March 09, 2010

  • Attendees: Dies, Anissa, Jennifer, Ken, Nazrul, Bill, Byron, Paul, Tom, ???
  • Today's meeting was a continuance of last week's cluster support discussion.
    The following will be the same between GF V2 and V3 clustering:
  • The DAS manages all the data of all nodes.
  • It sends out this data to the instances using some synchronization
    mechanism.
    What will be different in GF V3.1 is:
  • There will be no Node Agent at first. The main functionality of the
    node agent was to start and stop remote instances.
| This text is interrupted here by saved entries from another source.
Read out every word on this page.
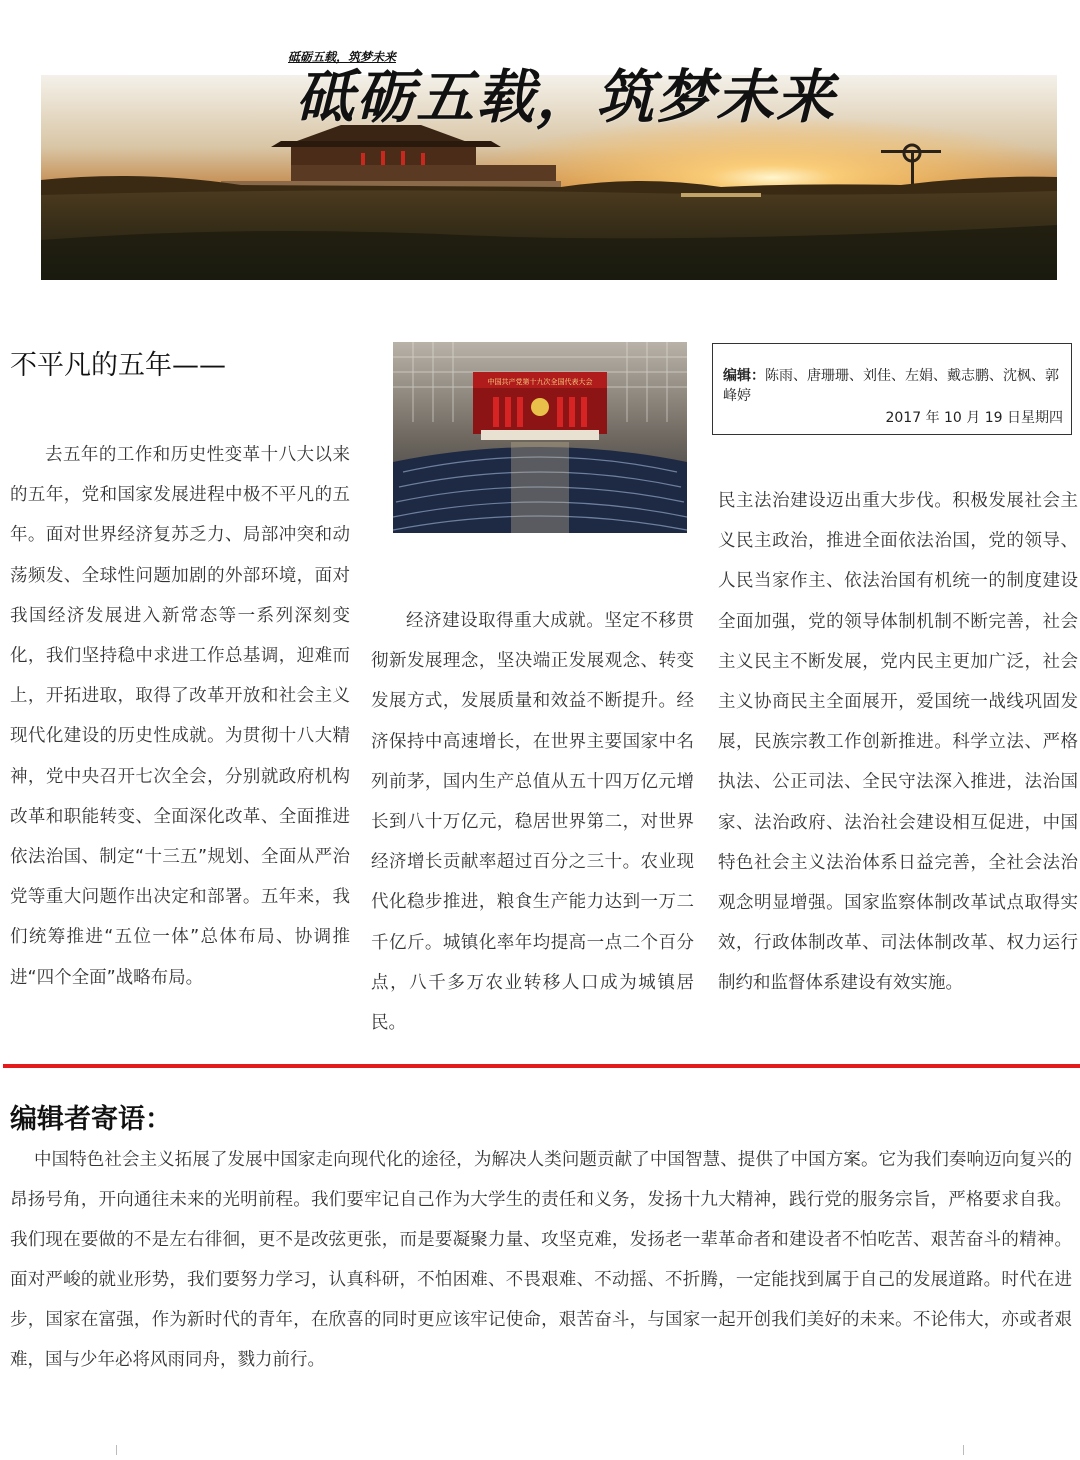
砥砺五载，筑梦未来
砥砺五载，筑梦未来
不平凡的五年——
中国共产党第十九次全国代表大会	编辑：陈雨、唐珊珊、刘佳、左娟、戴志鹏、沈枫、郭峰婷
2017 年 10 月 19 日星期四
去五年的工作和历史性变革十八大以来的五年，党和国家发展进程中极不平凡的五年。面对世界经济复苏乏力、局部冲突和动荡频发、全球性问题加剧的外部环境，面对我国经济发展进入新常态等一系列深刻变化，我们坚持稳中求进工作总基调，迎难而上，开拓进取，取得了改革开放和社会主义现代化建设的历史性成就。为贯彻十八大精神，党中央召开七次全会，分别就政府机构改革和职能转变、全面深化改革、全面推进依法治国、制定“十三五”规划、全面从严治党等重大问题作出决定和部署。五年来，我们统筹推进“五位一体”总体布局、协调推进“四个全面”战略布局。
经济建设取得重大成就。坚定不移贯彻新发展理念，坚决端正发展观念、转变发展方式，发展质量和效益不断提升。经济保持中高速增长，在世界主要国家中名列前茅，国内生产总值从五十四万亿元增长到八十万亿元，稳居世界第二，对世界经济增长贡献率超过百分之三十。农业现代化稳步推进，粮食生产能力达到一万二千亿斤。城镇化率年均提高一点二个百分点，八千多万农业转移人口成为城镇居民。
民主法治建设迈出重大步伐。积极发展社会主义民主政治，推进全面依法治国，党的领导、人民当家作主、依法治国有机统一的制度建设全面加强，党的领导体制机制不断完善，社会主义民主不断发展，党内民主更加广泛，社会主义协商民主全面展开，爱国统一战线巩固发展，民族宗教工作创新推进。科学立法、严格执法、公正司法、全民守法深入推进，法治国家、法治政府、法治社会建设相互促进，中国特色社会主义法治体系日益完善，全社会法治观念明显增强。国家监察体制改革试点取得实效，行政体制改革、司法体制改革、权力运行制约和监督体系建设有效实施。
编辑者寄语：
中国特色社会主义拓展了发展中国家走向现代化的途径，为解决人类问题贡献了中国智慧、提供了中国方案。它为我们奏响迈向复兴的昂扬号角，开向通往未来的光明前程。我们要牢记自己作为大学生的责任和义务，发扬十九大精神，践行党的服务宗旨，严格要求自我。我们现在要做的不是左右徘徊，更不是改弦更张，而是要凝聚力量、攻坚克难，发扬老一辈革命者和建设者不怕吃苦、艰苦奋斗的精神。面对严峻的就业形势，我们要努力学习，认真科研，不怕困难、不畏艰难、不动摇、不折腾，一定能找到属于自己的发展道路。时代在进步，国家在富强，作为新时代的青年，在欣喜的同时更应该牢记使命，艰苦奋斗，与国家一起开创我们美好的未来。不论伟大，亦或者艰难，国与少年必将风雨同舟，戮力前行。
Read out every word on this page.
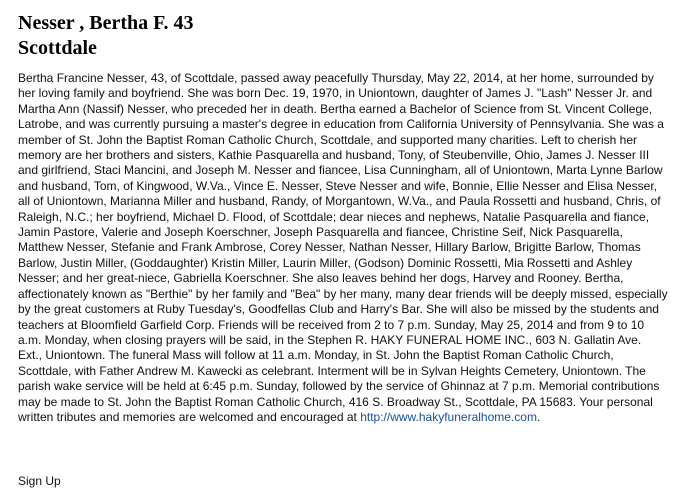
Nesser , Bertha F. 43
Scottdale

Bertha Francine Nesser, 43, of Scottdale, passed away peacefully Thursday, May 22, 2014, at her home, surrounded by her loving family and boyfriend. She was born Dec. 19, 1970, in Uniontown, daughter of James J. "Lash" Nesser Jr. and Martha Ann (Nassif) Nesser, who preceded her in death. Bertha earned a Bachelor of Science from St. Vincent College, Latrobe, and was currently pursuing a master's degree in education from California University of Pennsylvania. She was a member of St. John the Baptist Roman Catholic Church, Scottdale, and supported many charities. Left to cherish her memory are her brothers and sisters, Kathie Pasquarella and husband, Tony, of Steubenville, Ohio, James J. Nesser III and girlfriend, Staci Mancini, and Joseph M. Nesser and fiancee, Lisa Cunningham, all of Uniontown, Marta Lynne Barlow and husband, Tom, of Kingwood, W.Va., Vince E. Nesser, Steve Nesser and wife, Bonnie, Ellie Nesser and Elisa Nesser, all of Uniontown, Marianna Miller and husband, Randy, of Morgantown, W.Va., and Paula Rossetti and husband, Chris, of Raleigh, N.C.; her boyfriend, Michael D. Flood, of Scottdale; dear nieces and nephews, Natalie Pasquarella and fiance, Jamin Pastore, Valerie and Joseph Koerschner, Joseph Pasquarella and fiancee, Christine Seif, Nick Pasquarella, Matthew Nesser, Stefanie and Frank Ambrose, Corey Nesser, Nathan Nesser, Hillary Barlow, Brigitte Barlow, Thomas Barlow, Justin Miller, (Goddaughter) Kristin Miller, Laurin Miller, (Godson) Dominic Rossetti, Mia Rossetti and Ashley Nesser; and her great-niece, Gabriella Koerschner. She also leaves behind her dogs, Harvey and Rooney. Bertha, affectionately known as "Berthie" by her family and "Bea" by her many, many dear friends will be deeply missed, especially by the great customers at Ruby Tuesday's, Goodfellas Club and Harry's Bar. She will also be missed by the students and teachers at Bloomfield Garfield Corp. Friends will be received from 2 to 7 p.m. Sunday, May 25, 2014 and from 9 to 10 a.m. Monday, when closing prayers will be said, in the Stephen R. HAKY FUNERAL HOME INC., 603 N. Gallatin Ave. Ext., Uniontown. The funeral Mass will follow at 11 a.m. Monday, in St. John the Baptist Roman Catholic Church, Scottdale, with Father Andrew M. Kawecki as celebrant. Interment will be in Sylvan Heights Cemetery, Uniontown. The parish wake service will be held at 6:45 p.m. Sunday, followed by the service of Ghinnaz at 7 p.m. Memorial contributions may be made to St. John the Baptist Roman Catholic Church, 416 S. Broadway St., Scottdale, PA 15683. Your personal written tributes and memories are welcomed and encouraged at http://www.hakyfuneralhome.com.

Sign Up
This can be done by
    the OS's facilities.
    Some of the reasons of the changes are:
  • The node agent was basically duplicating the OS's services functionality.
  • The were scalability issues in GFv2.x where the DAS was suffering when
    many nodes started to synchronise.
  • A rewrite of the related code is required anyway because the way the
    domain.xml information is handled has changed radically in GF V3 anyway.
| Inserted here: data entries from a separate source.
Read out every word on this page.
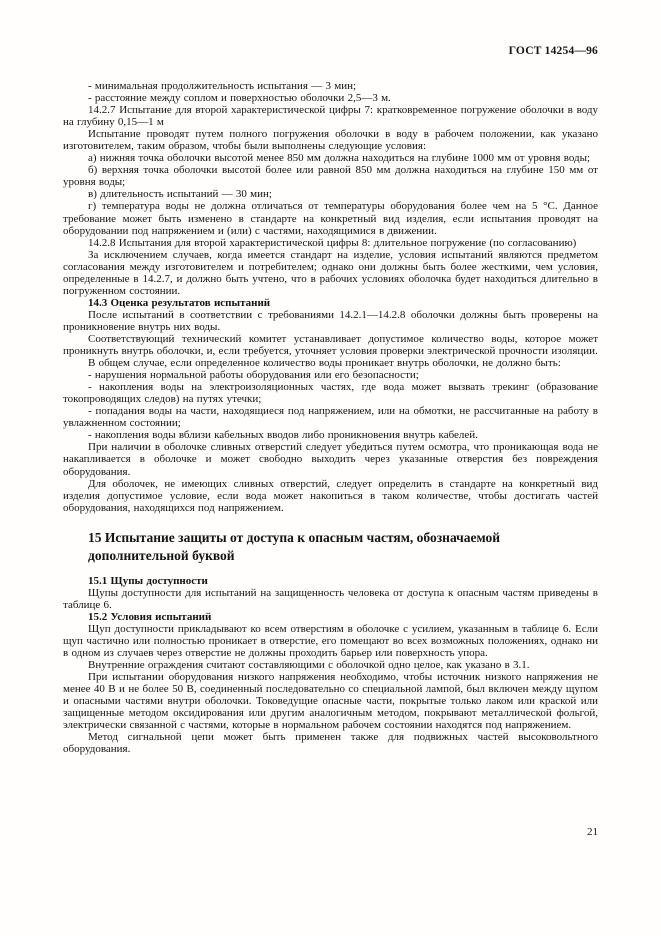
ГОСТ 14254—96
- минимальная продолжительность испытания — 3 мин;
- расстояние между соплом и поверхностью оболочки 2,5—3 м.
14.2.7 Испытание для второй характеристической цифры 7: кратковременное погружение оболочки в воду на глубину 0,15—1 м
Испытание проводят путем полного погружения оболочки в воду в рабочем положении, как указано изготовителем, таким образом, чтобы были выполнены следующие условия:
а) нижняя точка оболочки высотой менее 850 мм должна находиться на глубине 1000 мм от уровня воды;
б) верхняя точка оболочки высотой более или равной 850 мм должна находиться на глубине 150 мм от уровня воды;
в) длительность испытаний — 30 мин;
г) температура воды не должна отличаться от температуры оборудования более чем на 5 °С. Данное требование может быть изменено в стандарте на конкретный вид изделия, если испытания проводят на оборудовании под напряжением и (или) с частями, находящимися в движении.
14.2.8 Испытания для второй характеристической цифры 8: длительное погружение (по согласованию)
За исключением случаев, когда имеется стандарт на изделие, условия испытаний являются предметом согласования между изготовителем и потребителем; однако они должны быть более жесткими, чем условия, определенные в 14.2.7, и должно быть учтено, что в рабочих условиях оболочка будет находиться длительно в погруженном состоянии.
14.3 Оценка результатов испытаний
После испытаний в соответствии с требованиями 14.2.1—14.2.8 оболочки должны быть проверены на проникновение внутрь них воды.
Соответствующий технический комитет устанавливает допустимое количество воды, которое может проникнуть внутрь оболочки, и, если требуется, уточняет условия проверки электрической прочности изоляции.
В общем случае, если определенное количество воды проникает внутрь оболочки, не должно быть:
- нарушения нормальной работы оборудования или его безопасности;
- накопления воды на электроизоляционных частях, где вода может вызвать трекинг (образование токопроводящих следов) на путях утечки;
- попадания воды на части, находящиеся под напряжением, или на обмотки, не рассчитанные на работу в увлажненном состоянии;
- накопления воды вблизи кабельных вводов либо проникновения внутрь кабелей.
При наличии в оболочке сливных отверстий следует убедиться путем осмотра, что проникающая вода не накапливается в оболочке и может свободно выходить через указанные отверстия без повреждения оборудования.
Для оболочек, не имеющих сливных отверстий, следует определить в стандарте на конкретный вид изделия допустимое условие, если вода может накопиться в таком количестве, чтобы достигать частей оборудования, находящихся под напряжением.
15 Испытание защиты от доступа к опасным частям, обозначаемой дополнительной буквой
15.1 Щупы доступности
Щупы доступности для испытаний на защищенность человека от доступа к опасным частям приведены в таблице 6.
15.2 Условия испытаний
Щуп доступности прикладывают ко всем отверстиям в оболочке с усилием, указанным в таблице 6. Если щуп частично или полностью проникает в отверстие, его помещают во всех возможных положениях, однако ни в одном из случаев через отверстие не должны проходить барьер или поверхность упора.
Внутренние ограждения считают составляющими с оболочкой одно целое, как указано в 3.1.
При испытании оборудования низкого напряжения необходимо, чтобы источник низкого напряжения не менее 40 В и не более 50 В, соединенный последовательно со специальной лампой, был включен между щупом и опасными частями внутри оболочки. Токоведущие опасные части, покрытые только лаком или краской или защищенные методом оксидирования или другим аналогичным методом, покрывают металлической фольгой, электрически связанной с частями, которые в нормальном рабочем состоянии находятся под напряжением.
Метод сигнальной цепи может быть применен также для подвижных частей высоковольтного оборудования.
21
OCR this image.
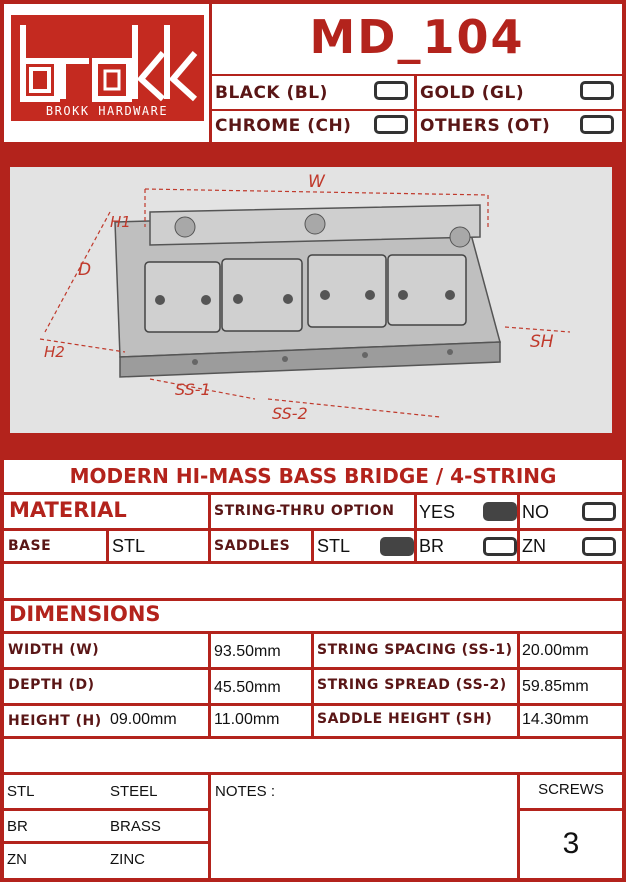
BROKK HARDWARE
MD_104
BLACK (BL)	GOLD (GL)
CHROME (CH)	OTHERS (OT)
W
H1
D
H2	SH
SS-1
SS-2
MODERN HI-MASS BASS BRIDGE / 4-STRING
MATERIAL	STRING-THRU OPTION YES	NO
BASE	STL	SADDLES STL	BR	ZN
DIMENSIONS
WIDTH (W)	93.50mm	STRING SPACING (SS-1) 20.00mm
DEPTH (D)	45.50mm	STRING SPREAD (SS-2) 59.85mm
HEIGHT (H) 09.00mm 11.00mm	SADDLE HEIGHT (SH) 14.30mm
STL	STEEL
BR	BRASS
ZN	ZINC
NOTES :	SCREWS
3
  • There were also issues because the code that was running in the
    cluster and non-cluster cases was different.
    One thing that needs to be investigated (tried out) is whether and how
    much optimizations are required for the synchronization process between
    nodes and DAS. For example, Ericsson used 40 instances on different
    machines.
    How to do the synchronization is still being considered. Using a
    database or SVN repository is a bad idea because of performance issues
    and SVN is not Java-only. Mature rsync implementations in Java do not
    seem available.
    There will be two timings of synchronization:
    1.
    When an instance starts. This could even be done just before the
    instance starts (from the asadmin command that starts the instance, as
    it has all the infrastructure to connect to the DAS anyway), instead of
    from the VM process of the starting instance.
    2.
    When operations are done on the DAS, which need to be propagated to the
    instances. The DAS could have a global unique incrementing number
    counting its state changes, so this number can be compared with the
    remote instances's numbers to quickly see if they are up to date.
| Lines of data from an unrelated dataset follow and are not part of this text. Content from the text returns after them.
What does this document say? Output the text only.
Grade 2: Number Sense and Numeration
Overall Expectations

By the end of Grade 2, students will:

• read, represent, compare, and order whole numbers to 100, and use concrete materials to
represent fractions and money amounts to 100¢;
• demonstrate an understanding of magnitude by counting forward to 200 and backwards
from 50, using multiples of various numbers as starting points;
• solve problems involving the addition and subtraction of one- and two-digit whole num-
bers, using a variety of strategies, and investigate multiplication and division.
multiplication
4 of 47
    (Currently the plan is to use the timestamp of the DAS's domain.xml for
    this).
    In case of an instance restart, 1. could be skipped. The window of the
    restart is short, so no need to sync everything again?
    Two things that need to be taken care with is:
  • What should happen if a user tries to run an asadmin command on the
    DAS while the DAS is sync'ing its state with remote nodes? Queue the
    command? Does that mean the command won't come back until the command is
    completed? What if the synchronization brings down the DAS, how will the
    user know whether the command has been executed or not?
  • The DAS will propagate state changes to the remote instance. What if
    an instance is starting but not yet ready to accept the DAS's commands?
    How does the DAS know?
    -> Maybe we can make use of GMS here.
  • Second topic was about the issue Markus recently brought up.
    Our understanding is that according to Markus (external contributor),
    "real" Windows applications don't use batch files. Starting GlassFish
    from the Start Menu makes a command prompt come up briefly, which looks
    very clunky.
    See: https://github.com/javaee/glassfish/issues/6784
    There are other OSS that use batch files (like Maven), but that is no
    excuse for GlassFish if that is not the proper way.
    More importantly, when starting GlassFish from the Start Menu it should
    pop up a window. Depending on the functionality the GlassFish installer
    offers, we should try using a Short-Cut that uses 'javaw.exe' to start
    GlassFish to prevent the window popping up.
    On Windows 7 there might be other issues (privileges on executables).
    Furthermore, depending on Windows' (standard) ability of executing jar
    files (as they're mapped to java -jar) would lead to complaints from
    people who have mapped jar files to their zip utility.